The only software metric I personally find essential is test coverage, because tests are a prerequisite for any Agile approach. Tests define what the code is expected to do. Tests let maintainers know when they have broken the expectations of the code. Tests help us avoid a long period of stabilization before we can ship.

Testable code is also better written code, even if you threw away the tests when you were done. Testable code must be divided into smaller conceptual units that can be understood and tested in isolation. Large monolithic systems are not only hard to test, but they are hard to understand and maintain. The consequences of any particular change are too unpredictable.

Remember the definition: Unit tests are written by developers for the benefit of developers.

§    Doneness

At the end of a formal Agile iteration, stories are certified as "done" by product owners and testers, with agreed-upon acceptance tests. Many find it difficult to agree on a definition of doneness.

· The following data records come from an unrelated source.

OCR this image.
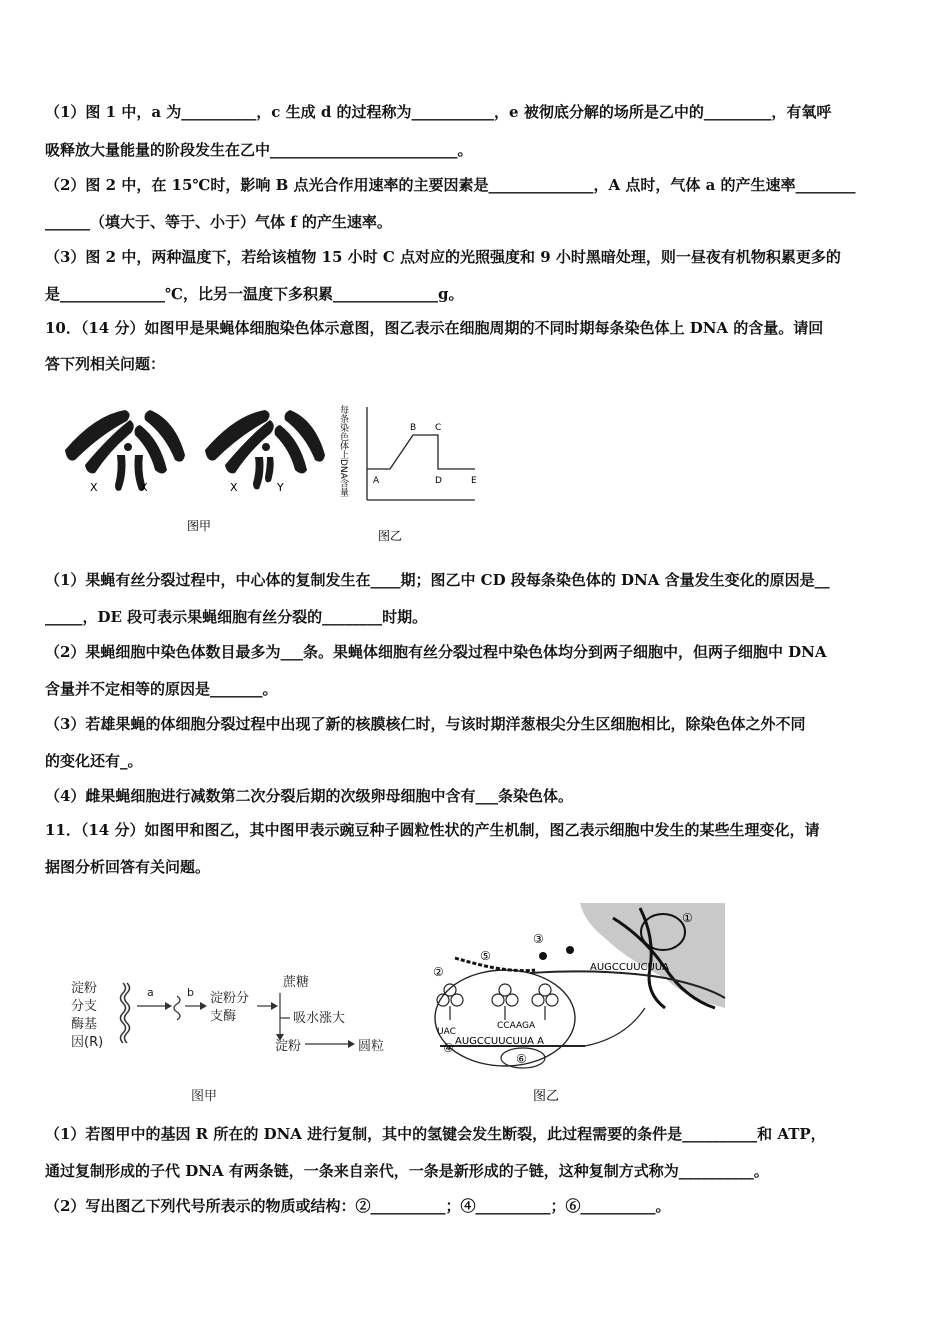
（1）图 1 中，a 为__________，c 生成 d 的过程称为___________，e 被彻底分解的场所是乙中的_________，有氧呼
吸释放大量能量的阶段发生在乙中_________________________。
（2）图 2 中，在 15℃时，影响 B 点光合作用速率的主要因素是______________，A 点时，气体 a 的产生速率________
______（填大于、等于、小于）气体 f 的产生速率。
（3）图 2 中，两种温度下，若给该植物 15 小时 C 点对应的光照强度和 9 小时黑暗处理，则一昼夜有机物积累更多的
是______________℃，比另一温度下多积累______________g。
10．（14 分）如图甲是果蝇体细胞染色体示意图，图乙表示在细胞周期的不同时期每条染色体上 DNA 的含量。请回
答下列相关问题：
X	X	X	Y
图甲
每条染色体上DNA含量	A
B C
D	E
图乙
（1）果蝇有丝分裂过程中，中心体的复制发生在____期；图乙中 CD 段每条染色体的 DNA 含量发生变化的原因是__
_____，DE 段可表示果蝇细胞有丝分裂的________时期。
（2）果蝇细胞中染色体数目最多为___条。果蝇体细胞有丝分裂过程中染色体均分到两子细胞中，但两子细胞中 DNA
含量并不定相等的原因是_______。
（3）若雄果蝇的体细胞分裂过程中出现了新的核膜核仁时，与该时期洋葱根尖分生区细胞相比，除染色体之外不同
的变化还有_。
（4）雌果蝇细胞进行减数第二次分裂后期的次级卵母细胞中含有___条染色体。
11．（14 分）如图甲和图乙，其中图甲表示豌豆种子圆粒性状的产生机制，图乙表示细胞中发生的某些生理变化，请
据图分析回答有关问题。
淀粉
分支
酶基
因(R)
a	b 淀粉分
支酶
蔗糖
吸水涨大
淀粉	圆粒
图甲
①
AUGCCUUCUUA
②
③
⑤
UAC
CCAAGA
AUGCCUUCUUA A
④
⑥
图乙
（1）若图甲中的基因 R 所在的 DNA 进行复制，其中的氢键会发生断裂，此过程需要的条件是__________和 ATP，
通过复制形成的子代 DNA 有两条链，一条来自亲代，一条是新形成的子链，这种复制方式称为__________。
（2）写出图乙下列代号所表示的物质或结构：②__________；④__________；⑥__________。
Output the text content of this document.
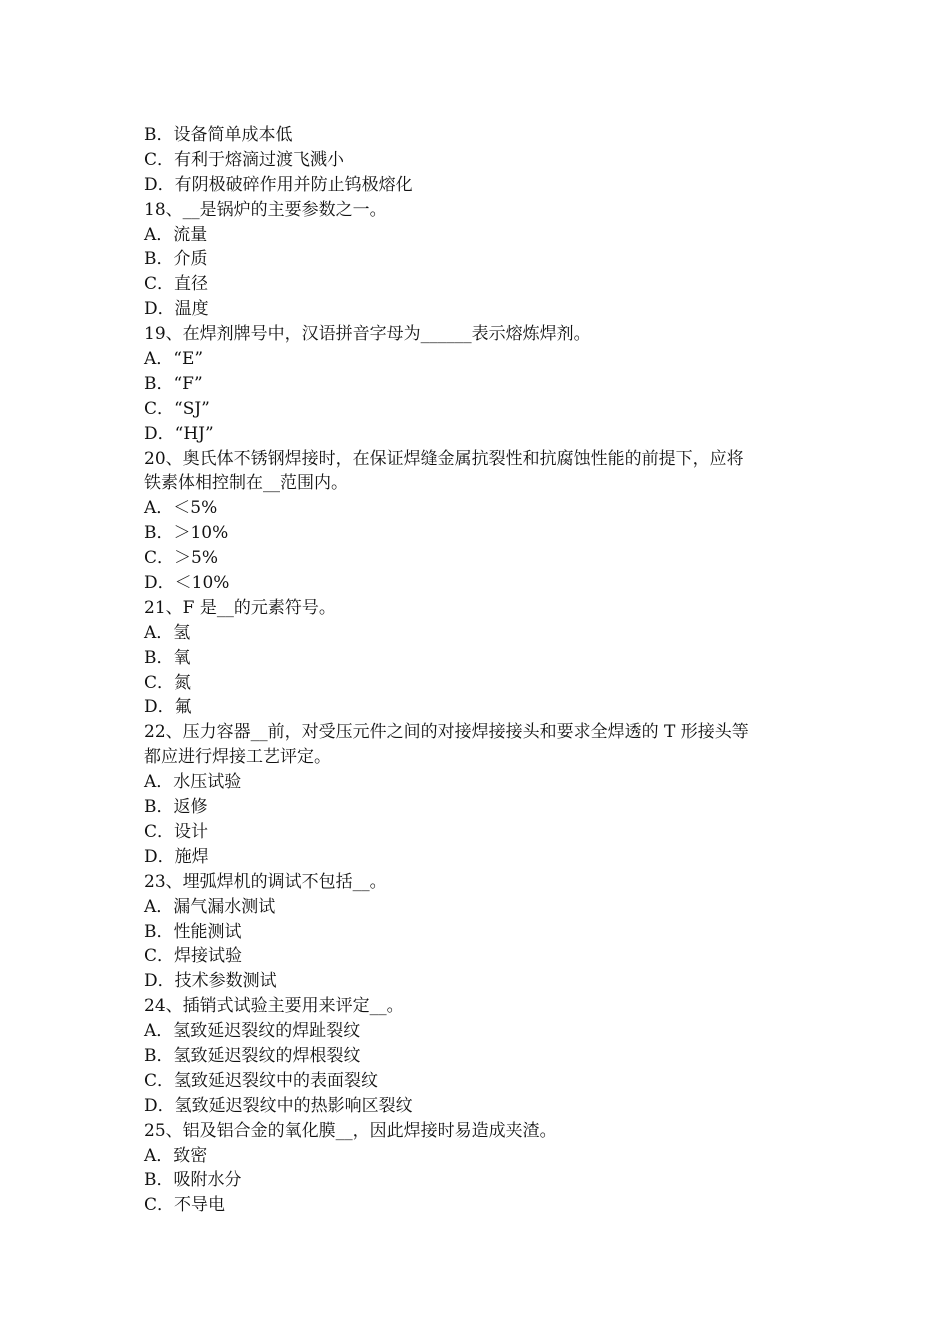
B．设备简单成本低
C．有利于熔滴过渡飞溅小
D．有阴极破碎作用并防止钨极熔化
18、__是锅炉的主要参数之一。
A．流量
B．介质
C．直径
D．温度
19、在焊剂牌号中，汉语拼音字母为______表示熔炼焊剂。
A．“E”
B．“F”
C．“SJ”
D．“HJ”
20、奥氏体不锈钢焊接时，在保证焊缝金属抗裂性和抗腐蚀性能的前提下，应将
铁素体相控制在__范围内。
A．＜5%
B．＞10%
C．＞5%
D．＜10%
21、F 是__的元素符号。
A．氢
B．氧
C．氮
D．氟
22、压力容器__前，对受压元件之间的对接焊接接头和要求全焊透的 T 形接头等
都应进行焊接工艺评定。
A．水压试验
B．返修
C．设计
D．施焊
23、埋弧焊机的调试不包括__。
A．漏气漏水测试
B．性能测试
C．焊接试验
D．技术参数测试
24、插销式试验主要用来评定__。
A．氢致延迟裂纹的焊趾裂纹
B．氢致延迟裂纹的焊根裂纹
C．氢致延迟裂纹中的表面裂纹
D．氢致延迟裂纹中的热影响区裂纹
25、铝及铝合金的氧化膜__，因此焊接时易造成夹渣。
A．致密
B．吸附水分
C．不导电
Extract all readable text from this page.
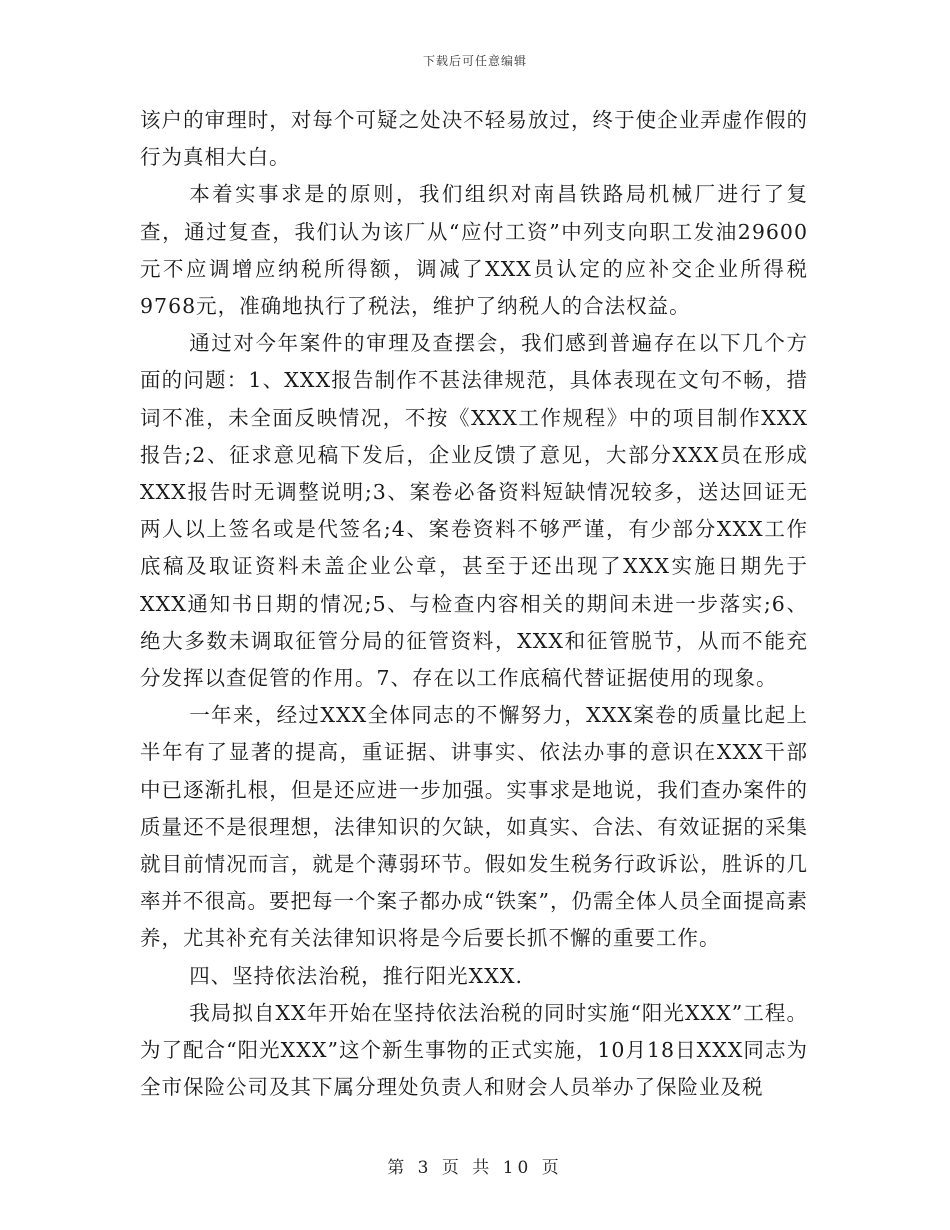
下载后可任意编辑

该户的审理时，对每个可疑之处决不轻易放过，终于使企业弄虚作假的行为真相大白。

本着实事求是的原则，我们组织对南昌铁路局机械厂进行了复查，通过复查，我们认为该厂从“应付工资”中列支向职工发油29600元不应调增应纳税所得额，调减了XXX员认定的应补交企业所得税9768元，准确地执行了税法，维护了纳税人的合法权益。

通过对今年案件的审理及查摆会，我们感到普遍存在以下几个方面的问题：1、XXX报告制作不甚法律规范，具体表现在文句不畅，措词不准，未全面反映情况，不按《XXX工作规程》中的项目制作XXX报告;2、征求意见稿下发后，企业反馈了意见，大部分XXX员在形成XXX报告时无调整说明;3、案卷必备资料短缺情况较多，送达回证无两人以上签名或是代签名;4、案卷资料不够严谨，有少部分XXX工作底稿及取证资料未盖企业公章，甚至于还出现了XXX实施日期先于XXX通知书日期的情况;5、与检查内容相关的期间未进一步落实;6、绝大多数未调取征管分局的征管资料，XXX和征管脱节，从而不能充分发挥以查促管的作用。7、存在以工作底稿代替证据使用的现象。

一年来，经过XXX全体同志的不懈努力，XXX案卷的质量比起上半年有了显著的提高，重证据、讲事实、依法办事的意识在XXX干部中已逐渐扎根，但是还应进一步加强。实事求是地说，我们查办案件的质量还不是很理想，法律知识的欠缺，如真实、合法、有效证据的采集就目前情况而言，就是个薄弱环节。假如发生税务行政诉讼，胜诉的几率并不很高。要把每一个案子都办成“铁案”，仍需全体人员全面提高素养，尤其补充有关法律知识将是今后要长抓不懈的重要工作。

四、坚持依法治税，推行阳光XXX.

我局拟自XX年开始在坚持依法治税的同时实施“阳光XXX”工程。为了配合“阳光XXX”这个新生事物的正式实施，10月18日XXX同志为全市保险公司及其下属分理处负责人和财会人员举办了保险业及税

第 3 页 共 10 页
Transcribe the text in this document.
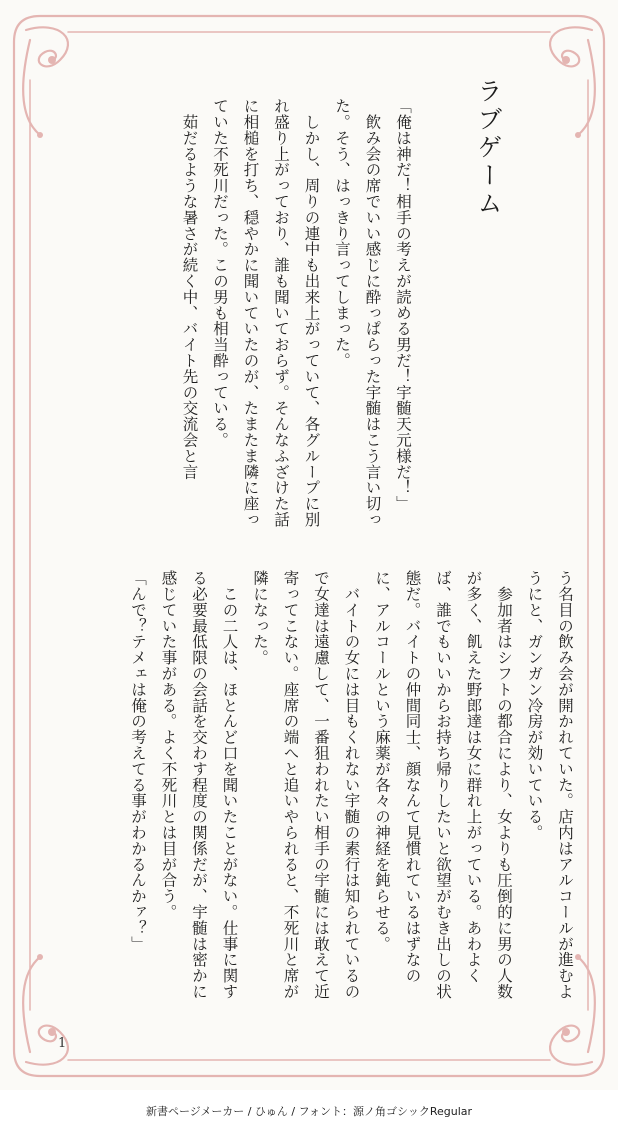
ラブゲーム

「俺は神だ！相手の考えが読める男だ！宇髄天元様だ！」

　飲み会の席でいい感じに酔っぱらった宇髄はこう言い切った。そう、はっきり言ってしまった。

　しかし、周りの連中も出来上がっていて、各グループに別れ盛り上がっており、誰も聞いておらず。そんなふざけた話に相槌を打ち、穏やかに聞いていたのが、たまたま隣に座っていた不死川だった。この男も相当酔っている。

　茹だるような暑さが続く中、バイト先の交流会と言

う名目の飲み会が開かれていた。店内はアルコールが進むようにと、ガンガン冷房が効いている。

　参加者はシフトの都合により、女よりも圧倒的に男の人数が多く、飢えた野郎達は女に群れ上がっている。あわよくば、誰でもいいからお持ち帰りしたいと欲望がむき出しの状態だ。バイトの仲間同士、顔なんて見慣れているはずなのに、アルコールという麻薬が各々の神経を鈍らせる。

　バイトの女には目もくれない宇髄の素行は知られているので女達は遠慮して、一番狙われたい相手の宇髄には敢えて近寄ってこない。座席の端へと追いやられると、不死川と席が隣になった。

　この二人は、ほとんど口を聞いたことがない。仕事に関する必要最低限の会話を交わす程度の関係だが、宇髄は密かに感じていた事がある。よく不死川とは目が合う。

「んで？テメェは俺の考えてる事がわかるんかァ？」

1
新書ページメーカー / ひゅん / フォント：源ノ角ゴシックRegular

Teams used to upfront planning will struggle to define a new feature as perfectly as possible at the beginning of an iteration. Acceptance tests seem impossible. The resulting iteration meetings can take a very long time.

During the iteration, developers uncover unexpected implications of new features. Testers discover unexpected side-effects. There is a struggle over whether to address these issues immediately or delay until a later iteration. A narrow definition of doneness would postpone these issues until later, when they would be less efficient to address. An inflexible feature ends up seeming like a broken feature.

Stories must evolve intelligently and take advantage of this dialog between user and programmer. Such design decisions can be explained at the end of an iteration. Design is always part of any story. Stories describe what the user wants to do, not necessarily how.

The useful definition of doneness stresses the goal of all Agile iterations: the product must remain shippable.

This definition of doneness emphasizes the result: we want a stable app at all times. When we start the app, we know what is expected to work, because we can see it and try it. We can prioritize new features by seeing how they must be reconciled with already visible features.

Long iterations also encourage mini-waterfalls. If you continue to struggle with "doneness," try planning stories for one week at a time for a while.

§    Quality

Code must also meet certain minimal standards of quality before it can be accepted.

It is tempting to define arbitrary metrics for acceptable code quality, using static code analyzers, for example. Many projects work well with formal design and code reviews. Metrics of known bad practices can call attention to those bad practices.

Most developers spend much more time maintaining existing code than writing new code from scratch. Ultimately, this is the reason we care about code quality.

High quality code is maintainable code.

Two developers should agree on the design and implementation of any given feature. When possible, assign a non-expert to a new feature so expertise can be distributed more widely. That novice will still consult a previous expert, so you can be sure of at least some code and design review.

More suggestions here: [ Pair_Programming.html ] .

§    Shared code ownership

It is not your code. It is all our code. This is perhaps the hardest cultural change to make.

At some point, almost every developer feels that coding discipline is reducing productivity. Writing tests and documentation, inviting peer review, all take time, and arguably reduce the rate at which new features are implemented. But whose productivity are we talking about? The developer who writes the first draft of a page of code, or all those developers who will have to support, maintain, and upgrade that code? Clearly the latter group deserve at least equal consideration, since there are many more of them.

Can a company afford to ship code that only one developer will ever understand? Does that developer want to be shackled forever to that one body of code, so irreplaceable that no transfer is ever possible? That's the worst kind of job security, resented by everyone else, and eventually circumvented.